– Извини, что я так долго. Помогала Мэтти найти туфли.

– Ничего, – отозвался Хиро.

Когда Лима приблизилась, он обхватил ее за талию. Она повернула голову и чмокнула его в губы. Поднимая голову, Хиро посмотрел на Эдит выжидательно, почти с надеждой. Судя по всему, ему ужасно хотелось, чтобы она скорчилась от мук ревности прямо на пороге общежития. Эдит была почти уверена, что ради ее ревности он это все и затеял.

– Я пойду, – неловко сказала она, запоздало отворачиваясь. – Увидимся.

– Пока, – сказал Хиро.

Эдит спешно протиснулась в дверь. Она казалась самой себе ребенком, которого рано посвящать в таинства отношений между мужчиной и женщиной, и не сомневалась, что Хиро и Лима сейчас насмешливо переглядываются за ее спиной. Выпрямившись, Эдит с гордо задранным подбородком прошествовала через холл первого этажа, взяла у приветливой матроны ключ от своей комнаты и потащилась наверх.

Ей плевать, чем там занимаются Хиро и Лима, это вообще не ее дело. Но она бы предпочла не становиться этому свидетелем.

Но по-настоящему выдохнуть ей удалось только в их с Робин комнате. Ученики старшего шестого класса перемещались в сдвоенные спальни из комнат на четырех человек, и Эдит ни секунды не сомневалась в том, кого хочет себе в соседки. Конечно, Робин никогда не убиралась, слушала магнитофон на полной громкости, настаивала на том, чтобы окна были открыты даже зимой, и бессовестно скатывала домашнее задание – то есть в целом была неважной соседкой, – но Эдит не знала лучшей подруги. Робин отвешивала подзатыльники первоклассникам, которые оттягивали пальцами уголки глаз, изображая Эдит, и первой поднимала руку, голосуя за нее на выборах старосты класса.
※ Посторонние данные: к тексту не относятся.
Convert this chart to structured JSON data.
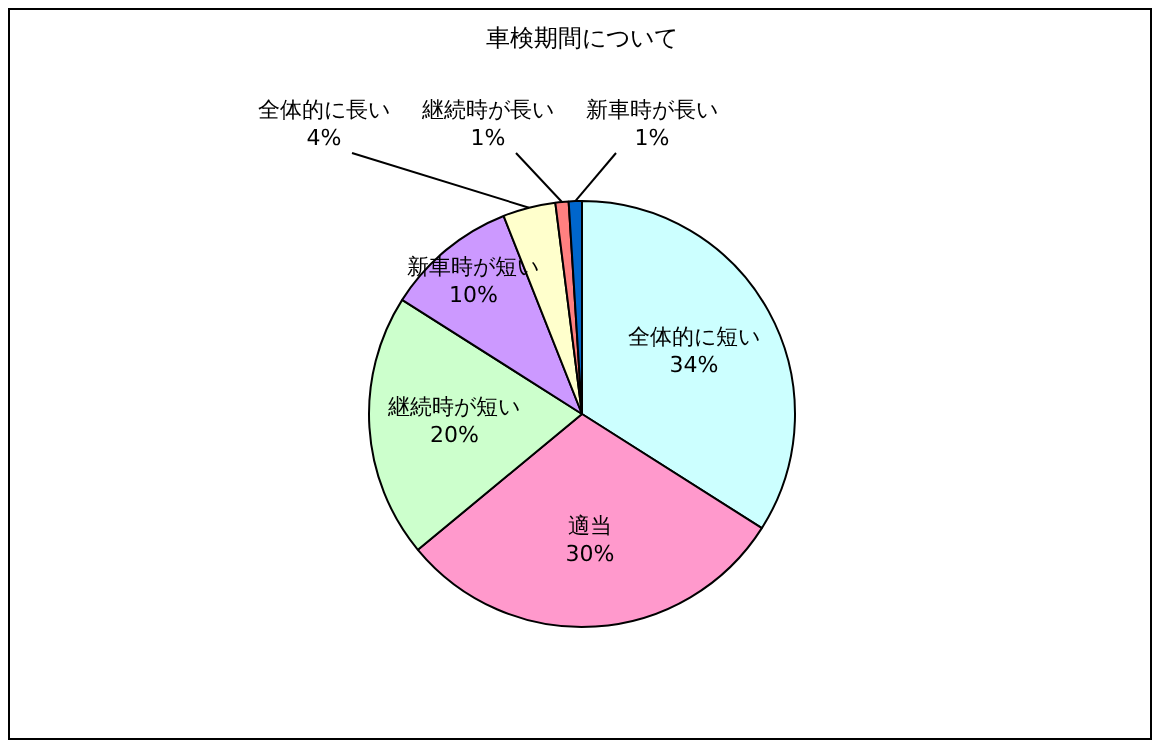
{
  "chart_data": {
    "type": "pie",
    "title": "車検期間について",
    "categories": [
      "全体的に短い",
      "適当",
      "継続時が短い",
      "新車時が短い",
      "全体的に長い",
      "継続時が長い",
      "新車時が長い"
    ],
    "values": [
      34,
      30,
      20,
      10,
      4,
      1,
      1
    ],
    "colors": [
      "#ccffff",
      "#ff99cc",
      "#ccffcc",
      "#cc99ff",
      "#ffffcc",
      "#ff8080",
      "#0066cc"
    ],
    "value_labels": [
      "34%",
      "30%",
      "20%",
      "10%",
      "4%",
      "1%",
      "1%"
    ],
    "legend": false
  }
}
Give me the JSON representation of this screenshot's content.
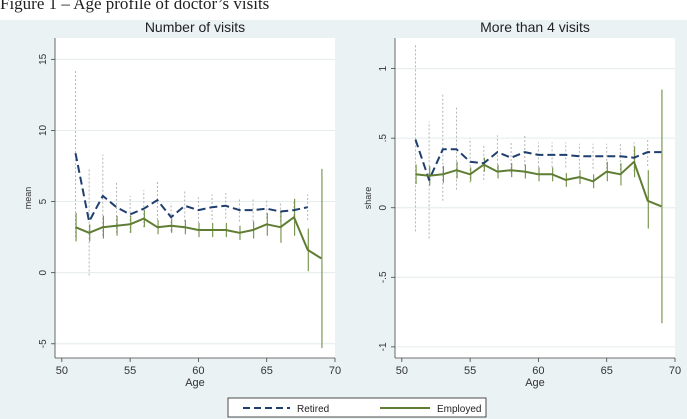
{
  "caption": "Figure 1 – Age profile of doctor’s visits",
  "colors": {
    "background_outer": "#eaf2f3",
    "plot_bg": "#ffffff",
    "gridline": "#e4ecee",
    "retired": "#1f3f6e",
    "employed": "#5f7d33",
    "retired_ci": "#b4b4b4",
    "employed_ci": "#6f8f45",
    "axis_text": "#333333"
  },
  "legend": {
    "position": "bottom",
    "retired_label": "Retired",
    "employed_label": "Employed"
  },
  "chart_data": [
    {
      "type": "line",
      "title": "Number of visits",
      "xlabel": "Age",
      "ylabel": "mean",
      "xlim": [
        49.5,
        70
      ],
      "ylim": [
        -6,
        16.5
      ],
      "xticks": [
        50,
        55,
        60,
        65,
        70
      ],
      "yticks": [
        -5,
        0,
        5,
        10,
        15
      ],
      "x": [
        51,
        52,
        53,
        54,
        55,
        56,
        57,
        58,
        59,
        60,
        61,
        62,
        63,
        64,
        65,
        66,
        67,
        68,
        69
      ],
      "series": [
        {
          "name": "Retired",
          "style": "dashed",
          "values": [
            8.4,
            3.6,
            5.4,
            4.6,
            4.1,
            4.5,
            5.1,
            3.9,
            4.7,
            4.4,
            4.6,
            4.7,
            4.4,
            4.4,
            4.5,
            4.3,
            4.4,
            4.6,
            null
          ],
          "ci_low": [
            2.5,
            -0.2,
            2.6,
            2.8,
            2.8,
            3.2,
            3.7,
            2.9,
            3.6,
            3.5,
            3.7,
            3.8,
            3.6,
            3.6,
            3.8,
            3.6,
            3.7,
            3.7,
            null
          ],
          "ci_high": [
            14.2,
            7.3,
            8.3,
            6.4,
            5.4,
            5.8,
            6.5,
            4.9,
            5.8,
            5.3,
            5.5,
            5.6,
            5.2,
            5.2,
            5.2,
            5.0,
            5.1,
            5.5,
            null
          ]
        },
        {
          "name": "Employed",
          "style": "solid",
          "values": [
            3.2,
            2.8,
            3.2,
            3.3,
            3.4,
            3.8,
            3.2,
            3.3,
            3.2,
            3.0,
            3.0,
            3.0,
            2.8,
            3.0,
            3.4,
            3.2,
            3.9,
            1.6,
            1.0
          ],
          "ci_low": [
            2.2,
            2.2,
            2.4,
            2.6,
            2.8,
            3.2,
            2.7,
            2.8,
            2.7,
            2.5,
            2.5,
            2.5,
            2.3,
            2.4,
            2.6,
            2.1,
            2.6,
            0.1,
            -5.3
          ],
          "ci_high": [
            4.2,
            3.4,
            4.0,
            4.0,
            4.0,
            4.4,
            3.7,
            3.8,
            3.7,
            3.5,
            3.5,
            3.5,
            3.3,
            3.6,
            4.2,
            4.3,
            5.2,
            3.1,
            7.3
          ]
        }
      ]
    },
    {
      "type": "line",
      "title": "More than 4 visits",
      "xlabel": "Age",
      "ylabel": "share",
      "xlim": [
        49.5,
        70
      ],
      "ylim": [
        -1.08,
        1.22
      ],
      "xticks": [
        50,
        55,
        60,
        65,
        70
      ],
      "yticks": [
        -1,
        -0.5,
        0,
        0.5,
        1
      ],
      "ytick_labels": [
        "-1",
        "-.5",
        "0",
        ".5",
        "1"
      ],
      "x": [
        51,
        52,
        53,
        54,
        55,
        56,
        57,
        58,
        59,
        60,
        61,
        62,
        63,
        64,
        65,
        66,
        67,
        68,
        69
      ],
      "series": [
        {
          "name": "Retired",
          "style": "dashed",
          "values": [
            0.49,
            0.2,
            0.42,
            0.42,
            0.33,
            0.32,
            0.4,
            0.36,
            0.4,
            0.38,
            0.38,
            0.38,
            0.37,
            0.37,
            0.37,
            0.37,
            0.36,
            0.4,
            0.4
          ],
          "ci_low": [
            -0.17,
            -0.22,
            0.05,
            0.13,
            0.18,
            0.2,
            0.28,
            0.25,
            0.3,
            0.29,
            0.29,
            0.29,
            0.28,
            0.28,
            0.28,
            0.27,
            0.26,
            0.3,
            null
          ],
          "ci_high": [
            1.17,
            0.62,
            0.82,
            0.72,
            0.5,
            0.45,
            0.52,
            0.47,
            0.52,
            0.47,
            0.47,
            0.47,
            0.46,
            0.46,
            0.46,
            0.47,
            0.47,
            0.5,
            null
          ]
        },
        {
          "name": "Employed",
          "style": "solid",
          "values": [
            0.24,
            0.23,
            0.24,
            0.27,
            0.24,
            0.31,
            0.26,
            0.27,
            0.26,
            0.24,
            0.24,
            0.2,
            0.22,
            0.19,
            0.26,
            0.24,
            0.33,
            0.05,
            0.01
          ],
          "ci_low": [
            0.17,
            0.16,
            0.18,
            0.21,
            0.19,
            0.26,
            0.21,
            0.22,
            0.21,
            0.19,
            0.19,
            0.15,
            0.17,
            0.14,
            0.19,
            0.16,
            0.22,
            -0.15,
            -0.83
          ],
          "ci_high": [
            0.31,
            0.3,
            0.3,
            0.33,
            0.29,
            0.36,
            0.31,
            0.32,
            0.31,
            0.29,
            0.29,
            0.25,
            0.27,
            0.24,
            0.33,
            0.32,
            0.44,
            0.27,
            0.85
          ]
        }
      ]
    }
  ]
}
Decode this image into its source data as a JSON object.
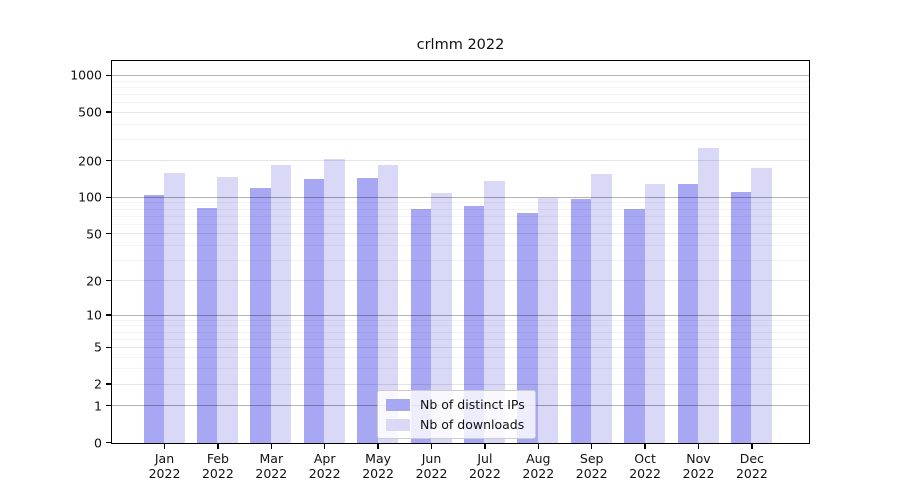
{
  "chart_data": {
    "type": "bar",
    "title": "crlmm 2022",
    "categories": [
      "Jan",
      "Feb",
      "Mar",
      "Apr",
      "May",
      "Jun",
      "Jul",
      "Aug",
      "Sep",
      "Oct",
      "Nov",
      "Dec"
    ],
    "year_label": "2022",
    "series": [
      {
        "name": "Nb of distinct IPs",
        "color": "#a7a7f3",
        "values": [
          106,
          83,
          120,
          143,
          145,
          81,
          86,
          75,
          98,
          81,
          131,
          112
        ]
      },
      {
        "name": "Nb of downloads",
        "color": "#d9d9f7",
        "values": [
          160,
          148,
          186,
          208,
          188,
          110,
          137,
          99,
          157,
          130,
          255,
          176
        ]
      }
    ],
    "xlabel": "",
    "ylabel": "",
    "yticks": [
      0,
      1,
      2,
      5,
      10,
      20,
      50,
      100,
      200,
      500,
      1000
    ],
    "ylim": [
      0,
      1300
    ],
    "scale": "log1p",
    "grid": true,
    "legend_position": "bottom-center",
    "background_color": "#ffffff",
    "frame_color": "#000000"
  }
}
В их комнате друг напротив друга стояли две узкие металлические кровати (со своей Эдит сняла полог, потому что тот только зря собирал пыль), письменный стол с одним стулом у окна, общий шкаф и изразцовая печка. Они жили на западной стороне, и в редкие солнечные вечера вся комнатка освещалась теплым золотистым светом, рассеченным на квадраты оконной решеткой. Впрочем, даже солнце и печь не спасали от холода, вечно царящего в старых, плохо отапливаемых зданиях. Половина Эдит была аккуратной и чистой: коврик из короткого ворса перед кроватью, ровная стопка книг на тумбочке, пришпиленная к стене вырезка со стихотворением Мурасаки Сикибу. Половина Робин была завалена вывернутой наизнанку одеждой, на тумбочке громоздились кипы журналов, шкатулки с украшениями и тюбики красных помад, стена была завешана плакатами с Кейт Буш, Стиви Никс, Куртом Кобейном, «Основным инстинктом» и футболисткой Мишель Экерс. Но начало семестра было одним из редких моментов, когда к постели Робин можно было приблизиться, не наступив при этом на футболку, зажигалку или хрустящую упаковку из-под чипсов. Опустившись на свою кровать, застеленную клетчатым покрывалом, Эдит позволила сумкам с мягким стуком опуститься на пол и обвела комнату взглядом, со спокойной обреченностью осознавая, что с прибытием Робин она приобретет свой обычный вид.

По четвергам и выходным девочкам разрешалось носить брюки, но Робин этой свободы было мало. В дни, свободные от школьной формы, она всегда наряжалась так, что, если бы ей вздумалось заглянуть в учительскую, у всех там массово остановилось бы сердце. Поверх цветных колготок она натягивала сетчатые, втискивалась в обтягивающие платья и снимала часы и браслеты, под которыми прятала татуировки в виде цветочных лоз, обвивающих запястья.

Робин опоздала на заселение и ввалилась в комнату, когда уже стемнело. На наманикюренном пальце покачивалось кольцо с ключом – наверняка оно досталось Робин с боем. Увидев Эдит, она отшвырнула ключ, уронила на пол чемодан и с воплем бросилась на шею подруге. Смеясь, Эдит крепко обняла ее и отодвинулась, невольно морща нос. От Робин несло сигаретами и дешевыми духами с запахом розы.